Unlike the spawning behaviour of frogs and toads, newt eggs are not all laid in one explosive event. Instead they are laid individually, each being carefully wrapped in the submerged leaf of an aquatic plant for protection. The female carefully selects a suitable leaf that will be broad enough to completely envelop the egg; yet flexible enough that she will be able to fold it. The egg is covered in a sticky secretion that ensures that once laid it will adhere to the leaf. She then manipulates the leaf with her hind feet, folding it over the egg and sticking it down. Grass blades are often favoured for this purpose, evidently providing the correct shape and flexibility and it is not uncommon to find blades of aquatic grasses that have had eggs laid along their entire length, the multiple folds resulting in a characteristic concertina shaped blade, often useful for surveyors determining the presence of newts in a pond.
Only a few eggs are laid each night, although each female will produce several hundred.
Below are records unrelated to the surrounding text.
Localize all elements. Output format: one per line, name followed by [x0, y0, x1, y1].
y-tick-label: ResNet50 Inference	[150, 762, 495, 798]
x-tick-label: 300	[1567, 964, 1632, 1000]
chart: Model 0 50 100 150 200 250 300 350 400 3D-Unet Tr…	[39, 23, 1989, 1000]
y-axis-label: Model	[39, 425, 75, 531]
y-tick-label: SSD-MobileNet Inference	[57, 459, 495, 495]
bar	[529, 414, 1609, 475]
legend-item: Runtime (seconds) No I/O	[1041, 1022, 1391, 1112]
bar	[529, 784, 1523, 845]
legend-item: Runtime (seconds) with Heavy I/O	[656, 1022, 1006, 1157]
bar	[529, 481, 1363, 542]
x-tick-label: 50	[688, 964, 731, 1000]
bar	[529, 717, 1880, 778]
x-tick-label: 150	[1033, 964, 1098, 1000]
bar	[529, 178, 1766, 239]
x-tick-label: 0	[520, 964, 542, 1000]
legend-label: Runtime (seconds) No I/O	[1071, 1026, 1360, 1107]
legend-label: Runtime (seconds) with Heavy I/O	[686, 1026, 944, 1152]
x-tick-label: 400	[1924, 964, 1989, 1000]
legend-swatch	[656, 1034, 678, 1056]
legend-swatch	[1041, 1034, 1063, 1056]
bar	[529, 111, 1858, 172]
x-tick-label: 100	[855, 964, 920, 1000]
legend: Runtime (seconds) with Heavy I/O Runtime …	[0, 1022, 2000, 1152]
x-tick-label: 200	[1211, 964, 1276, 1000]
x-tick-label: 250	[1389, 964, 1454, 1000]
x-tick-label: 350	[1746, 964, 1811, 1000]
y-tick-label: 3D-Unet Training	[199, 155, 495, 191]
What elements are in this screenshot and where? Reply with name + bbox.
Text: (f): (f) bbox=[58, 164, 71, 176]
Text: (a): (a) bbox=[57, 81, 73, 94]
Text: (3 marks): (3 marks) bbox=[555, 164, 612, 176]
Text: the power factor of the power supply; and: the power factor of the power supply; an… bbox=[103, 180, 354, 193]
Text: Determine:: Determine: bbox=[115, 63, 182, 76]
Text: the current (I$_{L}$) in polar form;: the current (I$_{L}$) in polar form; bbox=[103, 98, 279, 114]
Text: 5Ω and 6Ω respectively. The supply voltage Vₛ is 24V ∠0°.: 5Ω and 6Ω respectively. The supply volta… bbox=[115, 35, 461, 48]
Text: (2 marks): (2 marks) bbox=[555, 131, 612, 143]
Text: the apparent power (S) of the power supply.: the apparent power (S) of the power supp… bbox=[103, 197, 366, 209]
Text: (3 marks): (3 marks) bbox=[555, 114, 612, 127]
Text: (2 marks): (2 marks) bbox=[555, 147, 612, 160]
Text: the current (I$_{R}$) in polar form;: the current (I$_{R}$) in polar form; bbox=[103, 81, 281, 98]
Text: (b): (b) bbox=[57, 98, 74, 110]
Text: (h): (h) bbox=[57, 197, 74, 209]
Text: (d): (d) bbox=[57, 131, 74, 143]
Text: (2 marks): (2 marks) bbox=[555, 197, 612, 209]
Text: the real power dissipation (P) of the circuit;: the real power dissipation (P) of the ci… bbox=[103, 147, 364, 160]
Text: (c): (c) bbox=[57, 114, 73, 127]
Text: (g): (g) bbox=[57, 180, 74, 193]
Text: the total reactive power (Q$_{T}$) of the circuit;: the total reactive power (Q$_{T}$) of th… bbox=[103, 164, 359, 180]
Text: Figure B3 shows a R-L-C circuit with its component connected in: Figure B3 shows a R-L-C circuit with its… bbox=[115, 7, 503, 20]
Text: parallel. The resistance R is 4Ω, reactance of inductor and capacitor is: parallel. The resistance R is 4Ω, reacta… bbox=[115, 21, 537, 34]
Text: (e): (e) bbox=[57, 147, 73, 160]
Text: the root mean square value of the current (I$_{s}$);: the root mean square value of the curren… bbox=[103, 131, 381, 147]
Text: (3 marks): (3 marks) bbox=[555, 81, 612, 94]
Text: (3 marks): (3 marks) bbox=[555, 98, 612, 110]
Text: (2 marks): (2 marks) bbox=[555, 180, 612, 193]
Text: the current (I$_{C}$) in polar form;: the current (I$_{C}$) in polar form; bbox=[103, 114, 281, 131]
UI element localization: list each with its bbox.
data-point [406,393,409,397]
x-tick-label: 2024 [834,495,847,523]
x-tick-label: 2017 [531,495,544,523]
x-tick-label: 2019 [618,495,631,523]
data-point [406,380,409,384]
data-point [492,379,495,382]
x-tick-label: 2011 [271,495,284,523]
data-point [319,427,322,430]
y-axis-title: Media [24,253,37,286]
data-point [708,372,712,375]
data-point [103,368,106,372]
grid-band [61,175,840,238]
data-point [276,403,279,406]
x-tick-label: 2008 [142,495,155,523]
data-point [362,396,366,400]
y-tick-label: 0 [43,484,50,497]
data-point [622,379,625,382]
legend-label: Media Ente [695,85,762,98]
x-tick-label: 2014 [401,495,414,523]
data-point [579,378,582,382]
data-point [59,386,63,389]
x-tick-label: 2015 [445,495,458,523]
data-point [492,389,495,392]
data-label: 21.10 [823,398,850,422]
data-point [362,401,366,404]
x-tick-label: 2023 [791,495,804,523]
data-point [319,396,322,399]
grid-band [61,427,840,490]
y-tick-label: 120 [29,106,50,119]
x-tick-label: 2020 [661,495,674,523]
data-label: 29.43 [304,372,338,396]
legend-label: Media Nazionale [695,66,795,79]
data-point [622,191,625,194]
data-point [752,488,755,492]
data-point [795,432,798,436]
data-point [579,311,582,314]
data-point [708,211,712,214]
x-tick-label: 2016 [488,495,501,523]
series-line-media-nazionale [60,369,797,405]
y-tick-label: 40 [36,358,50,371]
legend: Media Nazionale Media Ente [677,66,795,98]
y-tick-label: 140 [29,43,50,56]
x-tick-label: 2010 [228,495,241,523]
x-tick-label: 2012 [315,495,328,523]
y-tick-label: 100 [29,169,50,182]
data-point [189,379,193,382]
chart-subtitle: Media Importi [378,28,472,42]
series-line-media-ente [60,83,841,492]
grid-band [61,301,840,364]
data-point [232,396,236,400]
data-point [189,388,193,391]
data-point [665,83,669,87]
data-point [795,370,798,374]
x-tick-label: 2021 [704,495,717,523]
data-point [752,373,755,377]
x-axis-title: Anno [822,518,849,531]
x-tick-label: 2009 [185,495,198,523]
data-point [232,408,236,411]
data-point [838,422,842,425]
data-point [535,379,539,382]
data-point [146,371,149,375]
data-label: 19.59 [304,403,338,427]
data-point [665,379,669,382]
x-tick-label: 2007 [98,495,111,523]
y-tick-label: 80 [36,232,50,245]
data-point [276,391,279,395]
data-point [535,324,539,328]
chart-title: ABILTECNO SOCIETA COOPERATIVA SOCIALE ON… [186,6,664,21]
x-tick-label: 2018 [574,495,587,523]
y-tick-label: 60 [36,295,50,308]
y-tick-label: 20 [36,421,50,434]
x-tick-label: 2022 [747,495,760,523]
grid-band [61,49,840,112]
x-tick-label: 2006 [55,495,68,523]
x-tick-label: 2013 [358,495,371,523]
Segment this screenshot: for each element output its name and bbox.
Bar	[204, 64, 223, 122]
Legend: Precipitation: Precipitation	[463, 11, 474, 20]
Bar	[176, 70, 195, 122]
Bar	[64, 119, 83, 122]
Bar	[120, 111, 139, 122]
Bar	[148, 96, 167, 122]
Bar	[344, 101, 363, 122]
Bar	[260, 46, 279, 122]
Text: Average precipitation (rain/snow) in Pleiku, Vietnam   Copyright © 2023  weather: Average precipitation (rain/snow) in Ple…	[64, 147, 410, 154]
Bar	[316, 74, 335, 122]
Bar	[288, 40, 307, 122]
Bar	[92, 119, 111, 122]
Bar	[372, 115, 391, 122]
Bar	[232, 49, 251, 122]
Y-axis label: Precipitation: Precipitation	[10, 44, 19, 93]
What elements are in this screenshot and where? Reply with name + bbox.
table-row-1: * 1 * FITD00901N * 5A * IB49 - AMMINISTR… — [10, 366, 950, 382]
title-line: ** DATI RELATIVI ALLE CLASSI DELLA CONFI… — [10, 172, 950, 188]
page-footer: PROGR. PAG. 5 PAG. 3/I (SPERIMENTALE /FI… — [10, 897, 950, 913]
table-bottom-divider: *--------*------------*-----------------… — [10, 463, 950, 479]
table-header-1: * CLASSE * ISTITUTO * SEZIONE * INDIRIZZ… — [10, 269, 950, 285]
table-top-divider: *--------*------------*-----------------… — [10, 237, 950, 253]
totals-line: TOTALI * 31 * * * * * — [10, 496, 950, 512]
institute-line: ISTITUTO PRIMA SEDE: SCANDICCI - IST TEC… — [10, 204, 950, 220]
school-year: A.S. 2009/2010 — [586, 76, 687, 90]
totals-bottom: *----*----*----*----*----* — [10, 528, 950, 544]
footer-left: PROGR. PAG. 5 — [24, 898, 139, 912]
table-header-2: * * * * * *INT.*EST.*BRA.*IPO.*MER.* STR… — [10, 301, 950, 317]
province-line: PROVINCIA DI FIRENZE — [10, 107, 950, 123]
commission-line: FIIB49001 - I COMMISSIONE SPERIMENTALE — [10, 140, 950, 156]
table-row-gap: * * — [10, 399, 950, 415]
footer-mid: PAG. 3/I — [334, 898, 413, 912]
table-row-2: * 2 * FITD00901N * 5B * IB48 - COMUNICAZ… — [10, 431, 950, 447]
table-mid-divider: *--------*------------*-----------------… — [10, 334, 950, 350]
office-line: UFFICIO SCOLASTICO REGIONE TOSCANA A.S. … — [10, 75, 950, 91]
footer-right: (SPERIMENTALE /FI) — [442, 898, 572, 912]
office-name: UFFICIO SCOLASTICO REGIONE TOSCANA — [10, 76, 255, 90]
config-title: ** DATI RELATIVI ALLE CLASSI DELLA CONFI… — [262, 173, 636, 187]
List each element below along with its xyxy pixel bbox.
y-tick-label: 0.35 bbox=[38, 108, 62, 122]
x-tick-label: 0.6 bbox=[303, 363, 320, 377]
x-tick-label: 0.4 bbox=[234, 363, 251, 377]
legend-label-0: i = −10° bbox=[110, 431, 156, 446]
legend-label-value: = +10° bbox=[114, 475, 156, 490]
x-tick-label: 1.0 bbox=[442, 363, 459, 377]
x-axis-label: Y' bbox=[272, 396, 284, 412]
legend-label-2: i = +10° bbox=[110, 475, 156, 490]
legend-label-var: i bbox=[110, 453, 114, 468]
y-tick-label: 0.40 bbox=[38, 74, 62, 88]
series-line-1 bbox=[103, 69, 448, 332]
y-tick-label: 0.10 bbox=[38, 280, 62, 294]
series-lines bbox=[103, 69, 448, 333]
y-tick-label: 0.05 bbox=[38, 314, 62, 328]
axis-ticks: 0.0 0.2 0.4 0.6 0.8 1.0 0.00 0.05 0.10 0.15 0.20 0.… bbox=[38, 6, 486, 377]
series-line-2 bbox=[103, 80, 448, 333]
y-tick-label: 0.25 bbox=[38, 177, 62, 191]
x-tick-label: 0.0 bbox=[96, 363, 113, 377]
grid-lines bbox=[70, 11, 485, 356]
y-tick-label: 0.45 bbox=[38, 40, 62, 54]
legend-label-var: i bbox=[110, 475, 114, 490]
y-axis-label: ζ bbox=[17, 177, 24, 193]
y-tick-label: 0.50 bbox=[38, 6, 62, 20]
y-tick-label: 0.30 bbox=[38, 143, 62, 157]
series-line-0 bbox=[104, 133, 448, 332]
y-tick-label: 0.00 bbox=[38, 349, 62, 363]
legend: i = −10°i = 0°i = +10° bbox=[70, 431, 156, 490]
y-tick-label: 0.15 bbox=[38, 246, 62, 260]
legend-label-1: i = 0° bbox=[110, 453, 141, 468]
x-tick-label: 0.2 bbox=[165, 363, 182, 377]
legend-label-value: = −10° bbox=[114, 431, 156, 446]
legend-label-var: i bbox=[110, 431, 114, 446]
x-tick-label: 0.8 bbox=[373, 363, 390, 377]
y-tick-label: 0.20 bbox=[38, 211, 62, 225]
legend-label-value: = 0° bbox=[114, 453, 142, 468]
This means that the breeding season, and consequently the period of time that the newts remain in the ponds, is much longer than it is for frogs or toads. Newts usually remain in the ponds until June, although many of the males, having completed their contribution to the breeding cycle, may have left before this. Whilst most newts will spend the summer months on land, there are nevertheless a proportion that will choose to stay in the water beyond the breeding season, or at least visit the ponds from time to time, so small numbers of newts may be seen in ponds throughout the summer.
Once eggs are laid, the incubation period is temperature-dependent, but eggs usually begin to hatch after two to three weeks.
On hatching, the larvae are immobile and spend their time hanging from a stone or a leaf by a pair of stabilizers, or balancers, extending from their heads. However within a few days the balancers are shed and the larvae become free swimming. Newts are carnivorous throughout their lives, the smallest larvae feeding on microscopic protozoans. As they grow, they progress to small crustaceans such as Daphnia and Cyclops, then gradually to larger soft-bodied invertebrates appropriate to their body size.
As the eggs are laid over an extended period of time, development and metamorphosis are staggered, with the earliest metamorphs beginning to emerge from the ponds by midsummer. However, sometimes it seems that late hatchlings lack the required time to develop as far as metamorphosis before temperatures decline in the autumn. In this case they will overwinter in the pond as larvae, metamorphosing into adults the following year.
From an early stage in their development, newt larvae superficially resemble the adults, the principal observable difference being the presence of large branches of gills protruding from either side of the head. Consequently, although the larvae undergo a complex series of changes during metamorphosis, the process appears less dramatic in newts than it does in frogs and toads as the body shape does not change significantly; the most obvious change simply being the loss of gills.
Once metamorphosed the small, immature newts, now often referred to as ‘efts’, live a chiefly terrestrial existence, feeding and growing amongst the undergrowth. Most efts will not be found back in the ponds until they reach maturity at three years of age, when they return to breed.